Why would I? It isn’t every day you get to be on New Zealand roads with no one coming the other way and no chance of getting ticketed by the constabulary.
And that is the beauty of Targa New Zealand.
It is called the ultimate road race and for 20 years the Targa has been just that. While there are always a number of smaller Targa events during the year, the week-long blast down the North Island (and occasionally, the South Island) is the year’s highlight for all involved.
The frantic atmosphere and sense of camaraderie that envelops the full-noise travelling circus of speed is addictive and keeps people coming back.
Take, for example, the man I am sitting next to. Williams has taken part in almost every Targa since its beginnings, first as a competitor, lately as an official driving various cars.
“I love meeting people, I love driving New Zealand roads with no one coming the other way,” he says.
“The biggest thing is we are allowed to go fast on the open roads, like we used to. When I was a kid growing up, New Zealand was empty, the roads were empty and there were no such things as radar guns.”
For a man about to turn 70, Williams has plenty of speed left in him. He has been racing for 50 years and shows no signs of giving up.
“I didn’t start young. I waited until I sold a house and had some money before I started racing,” he tells me at a service stop in Otorohanga.

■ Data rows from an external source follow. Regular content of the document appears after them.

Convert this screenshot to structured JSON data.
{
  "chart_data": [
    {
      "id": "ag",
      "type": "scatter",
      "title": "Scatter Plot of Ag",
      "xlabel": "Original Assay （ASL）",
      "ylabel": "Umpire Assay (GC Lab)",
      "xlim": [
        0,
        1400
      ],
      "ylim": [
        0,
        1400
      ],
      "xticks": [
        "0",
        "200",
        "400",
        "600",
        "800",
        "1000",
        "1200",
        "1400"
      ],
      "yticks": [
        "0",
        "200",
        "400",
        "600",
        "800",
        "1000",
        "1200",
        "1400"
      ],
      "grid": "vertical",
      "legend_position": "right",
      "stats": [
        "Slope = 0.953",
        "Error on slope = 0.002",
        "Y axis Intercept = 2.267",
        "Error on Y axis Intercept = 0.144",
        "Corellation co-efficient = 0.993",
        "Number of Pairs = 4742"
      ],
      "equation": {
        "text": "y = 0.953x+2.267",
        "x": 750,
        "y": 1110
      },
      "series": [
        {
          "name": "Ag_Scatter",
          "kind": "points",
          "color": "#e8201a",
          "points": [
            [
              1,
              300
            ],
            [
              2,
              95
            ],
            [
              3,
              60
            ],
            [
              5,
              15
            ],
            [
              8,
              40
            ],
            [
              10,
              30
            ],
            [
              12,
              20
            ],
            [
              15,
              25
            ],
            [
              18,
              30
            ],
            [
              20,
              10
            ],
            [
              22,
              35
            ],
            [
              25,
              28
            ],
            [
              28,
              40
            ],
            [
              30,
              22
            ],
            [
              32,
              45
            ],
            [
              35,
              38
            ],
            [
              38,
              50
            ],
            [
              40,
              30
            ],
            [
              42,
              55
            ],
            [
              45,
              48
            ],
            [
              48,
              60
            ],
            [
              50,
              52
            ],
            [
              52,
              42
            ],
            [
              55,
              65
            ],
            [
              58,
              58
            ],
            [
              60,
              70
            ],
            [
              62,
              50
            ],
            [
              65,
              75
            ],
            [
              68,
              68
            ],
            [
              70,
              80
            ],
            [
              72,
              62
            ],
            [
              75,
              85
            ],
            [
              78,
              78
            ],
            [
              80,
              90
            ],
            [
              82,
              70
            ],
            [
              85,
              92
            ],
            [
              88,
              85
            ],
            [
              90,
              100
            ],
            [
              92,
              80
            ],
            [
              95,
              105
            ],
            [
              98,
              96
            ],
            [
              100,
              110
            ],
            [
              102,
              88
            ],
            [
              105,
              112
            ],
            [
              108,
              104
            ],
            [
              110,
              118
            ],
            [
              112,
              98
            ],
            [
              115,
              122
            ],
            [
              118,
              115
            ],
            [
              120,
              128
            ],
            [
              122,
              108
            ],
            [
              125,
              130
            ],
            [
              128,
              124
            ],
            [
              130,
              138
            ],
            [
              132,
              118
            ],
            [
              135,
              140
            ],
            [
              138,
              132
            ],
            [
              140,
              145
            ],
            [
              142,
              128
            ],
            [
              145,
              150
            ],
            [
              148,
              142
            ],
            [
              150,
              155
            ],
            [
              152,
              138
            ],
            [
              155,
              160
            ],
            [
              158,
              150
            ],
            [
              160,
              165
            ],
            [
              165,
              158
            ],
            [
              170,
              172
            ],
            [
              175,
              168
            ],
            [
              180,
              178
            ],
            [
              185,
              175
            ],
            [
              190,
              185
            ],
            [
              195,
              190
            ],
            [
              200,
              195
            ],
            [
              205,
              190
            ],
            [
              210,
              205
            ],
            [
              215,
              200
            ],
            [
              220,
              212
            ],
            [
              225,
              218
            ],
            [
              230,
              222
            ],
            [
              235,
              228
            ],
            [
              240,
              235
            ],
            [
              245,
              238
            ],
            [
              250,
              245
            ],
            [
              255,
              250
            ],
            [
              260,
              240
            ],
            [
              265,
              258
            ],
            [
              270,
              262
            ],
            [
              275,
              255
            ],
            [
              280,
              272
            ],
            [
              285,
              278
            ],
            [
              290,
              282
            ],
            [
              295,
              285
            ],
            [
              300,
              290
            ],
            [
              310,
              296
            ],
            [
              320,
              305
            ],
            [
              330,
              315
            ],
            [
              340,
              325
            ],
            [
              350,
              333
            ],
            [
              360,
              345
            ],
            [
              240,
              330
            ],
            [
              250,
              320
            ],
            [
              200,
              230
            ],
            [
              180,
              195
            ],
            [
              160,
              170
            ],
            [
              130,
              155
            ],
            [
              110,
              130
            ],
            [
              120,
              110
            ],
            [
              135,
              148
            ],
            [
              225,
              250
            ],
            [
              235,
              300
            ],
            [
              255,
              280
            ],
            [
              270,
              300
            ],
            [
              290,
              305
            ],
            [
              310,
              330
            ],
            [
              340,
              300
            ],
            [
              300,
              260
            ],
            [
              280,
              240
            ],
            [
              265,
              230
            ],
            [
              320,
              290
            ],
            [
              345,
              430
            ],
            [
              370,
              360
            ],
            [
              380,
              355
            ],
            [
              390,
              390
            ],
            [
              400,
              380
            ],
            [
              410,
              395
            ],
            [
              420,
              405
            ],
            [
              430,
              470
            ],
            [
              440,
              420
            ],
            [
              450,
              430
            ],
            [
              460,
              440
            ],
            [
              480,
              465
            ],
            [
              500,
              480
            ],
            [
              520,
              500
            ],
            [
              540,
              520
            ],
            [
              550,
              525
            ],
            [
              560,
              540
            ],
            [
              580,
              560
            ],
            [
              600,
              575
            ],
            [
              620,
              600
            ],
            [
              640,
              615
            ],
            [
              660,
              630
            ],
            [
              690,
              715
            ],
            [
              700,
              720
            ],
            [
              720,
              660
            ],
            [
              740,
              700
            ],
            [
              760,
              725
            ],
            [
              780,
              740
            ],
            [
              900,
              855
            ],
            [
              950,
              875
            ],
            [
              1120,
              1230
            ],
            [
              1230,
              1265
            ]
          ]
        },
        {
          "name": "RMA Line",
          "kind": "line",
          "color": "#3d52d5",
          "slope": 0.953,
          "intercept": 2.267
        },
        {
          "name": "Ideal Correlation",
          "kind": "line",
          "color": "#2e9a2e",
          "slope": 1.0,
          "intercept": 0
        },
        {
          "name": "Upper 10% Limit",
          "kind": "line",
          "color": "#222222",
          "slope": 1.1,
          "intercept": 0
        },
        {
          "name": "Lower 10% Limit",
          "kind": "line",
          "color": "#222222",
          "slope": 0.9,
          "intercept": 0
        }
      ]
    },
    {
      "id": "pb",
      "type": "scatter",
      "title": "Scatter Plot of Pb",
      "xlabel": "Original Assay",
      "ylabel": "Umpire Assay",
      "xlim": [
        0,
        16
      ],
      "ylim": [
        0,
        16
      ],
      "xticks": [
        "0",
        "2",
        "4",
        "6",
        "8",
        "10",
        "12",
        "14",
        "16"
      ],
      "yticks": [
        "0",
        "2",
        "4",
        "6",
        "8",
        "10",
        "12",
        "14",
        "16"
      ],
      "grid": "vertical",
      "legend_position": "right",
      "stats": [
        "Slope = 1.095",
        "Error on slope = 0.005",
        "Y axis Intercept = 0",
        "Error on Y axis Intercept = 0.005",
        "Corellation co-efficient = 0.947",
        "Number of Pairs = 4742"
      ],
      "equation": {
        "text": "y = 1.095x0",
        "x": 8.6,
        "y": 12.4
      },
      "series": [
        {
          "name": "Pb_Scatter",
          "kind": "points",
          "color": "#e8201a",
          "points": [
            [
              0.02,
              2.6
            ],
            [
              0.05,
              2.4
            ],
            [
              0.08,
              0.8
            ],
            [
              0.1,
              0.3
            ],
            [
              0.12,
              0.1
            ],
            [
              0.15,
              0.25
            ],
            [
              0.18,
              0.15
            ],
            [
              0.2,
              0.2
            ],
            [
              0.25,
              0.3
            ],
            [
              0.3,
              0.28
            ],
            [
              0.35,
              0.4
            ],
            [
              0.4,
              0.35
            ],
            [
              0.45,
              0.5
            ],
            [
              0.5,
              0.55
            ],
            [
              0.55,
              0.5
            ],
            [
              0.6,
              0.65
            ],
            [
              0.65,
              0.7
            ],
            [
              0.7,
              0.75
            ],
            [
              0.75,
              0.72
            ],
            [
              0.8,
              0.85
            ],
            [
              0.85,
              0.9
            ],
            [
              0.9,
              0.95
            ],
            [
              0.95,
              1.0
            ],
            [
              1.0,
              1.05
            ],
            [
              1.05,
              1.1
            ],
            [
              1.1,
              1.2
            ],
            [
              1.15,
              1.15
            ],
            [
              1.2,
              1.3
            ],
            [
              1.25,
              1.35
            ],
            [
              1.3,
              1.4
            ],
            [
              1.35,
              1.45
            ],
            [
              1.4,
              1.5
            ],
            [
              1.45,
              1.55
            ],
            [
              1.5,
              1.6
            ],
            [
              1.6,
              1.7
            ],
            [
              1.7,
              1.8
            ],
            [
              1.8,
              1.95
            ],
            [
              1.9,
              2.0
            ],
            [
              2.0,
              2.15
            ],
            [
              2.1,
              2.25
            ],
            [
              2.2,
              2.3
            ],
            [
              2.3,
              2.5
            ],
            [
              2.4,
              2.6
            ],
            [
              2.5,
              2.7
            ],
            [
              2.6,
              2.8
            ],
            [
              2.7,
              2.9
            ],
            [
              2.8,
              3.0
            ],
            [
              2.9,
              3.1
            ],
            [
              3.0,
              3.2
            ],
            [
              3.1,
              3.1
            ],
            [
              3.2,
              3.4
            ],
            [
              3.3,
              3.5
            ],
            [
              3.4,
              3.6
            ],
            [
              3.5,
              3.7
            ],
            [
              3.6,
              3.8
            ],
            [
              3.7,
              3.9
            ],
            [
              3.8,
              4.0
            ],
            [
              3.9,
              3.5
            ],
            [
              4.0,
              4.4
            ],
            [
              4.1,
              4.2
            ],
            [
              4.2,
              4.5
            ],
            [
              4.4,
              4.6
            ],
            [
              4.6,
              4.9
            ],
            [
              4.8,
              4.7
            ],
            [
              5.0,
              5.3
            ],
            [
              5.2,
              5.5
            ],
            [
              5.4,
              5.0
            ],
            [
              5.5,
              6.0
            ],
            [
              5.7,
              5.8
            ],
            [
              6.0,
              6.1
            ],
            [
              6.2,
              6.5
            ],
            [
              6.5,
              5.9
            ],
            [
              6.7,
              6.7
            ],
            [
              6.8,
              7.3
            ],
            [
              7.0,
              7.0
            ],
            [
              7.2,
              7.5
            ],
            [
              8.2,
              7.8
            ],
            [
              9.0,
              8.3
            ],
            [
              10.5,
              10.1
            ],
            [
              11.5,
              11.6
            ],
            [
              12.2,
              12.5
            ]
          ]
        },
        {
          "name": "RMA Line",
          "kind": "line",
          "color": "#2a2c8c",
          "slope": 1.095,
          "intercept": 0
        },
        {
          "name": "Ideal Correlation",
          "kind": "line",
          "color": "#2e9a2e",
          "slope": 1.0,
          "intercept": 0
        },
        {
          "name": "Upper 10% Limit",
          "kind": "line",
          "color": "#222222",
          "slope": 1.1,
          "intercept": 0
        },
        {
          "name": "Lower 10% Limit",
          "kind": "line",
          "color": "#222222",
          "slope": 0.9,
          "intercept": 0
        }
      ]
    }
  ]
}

“Right now I’m still racing in the 2K Cup — right back to the grass roots.”
For the Targa, however, Williams is in something a bit quicker than a 2K Cup car — the Renault hot hatch in which he takes special guests (and not-so-special journalists) through the closed stages, a similar role to Murphy in the HSV.
Now, while I am an unashamed fan of hot hatches in general, the mental Megane is one of my favourites. Not being in the driver’s seat is an interesting experience.
Fabulously fast and tenacious in its grip, it is easy to see why the little Renault is the fastest FWD production car around the Nurburgring. A fact that Williams is making the most of as he closes down on the big white HSV. We catch him, and Murphy breaks open the Big Book of Racing Driver Excuses, but it is obvious he is enjoying his first Targa experience.
Just as Williams is enjoying his 20th. And that is exactly what the Targa is all about, regardless of whether you are competing, or taking part in the untimed, non-competitive Targa Tour, an official or spectating.
The Targa is fun. Very fast, very noisy fun, but that is the best kind.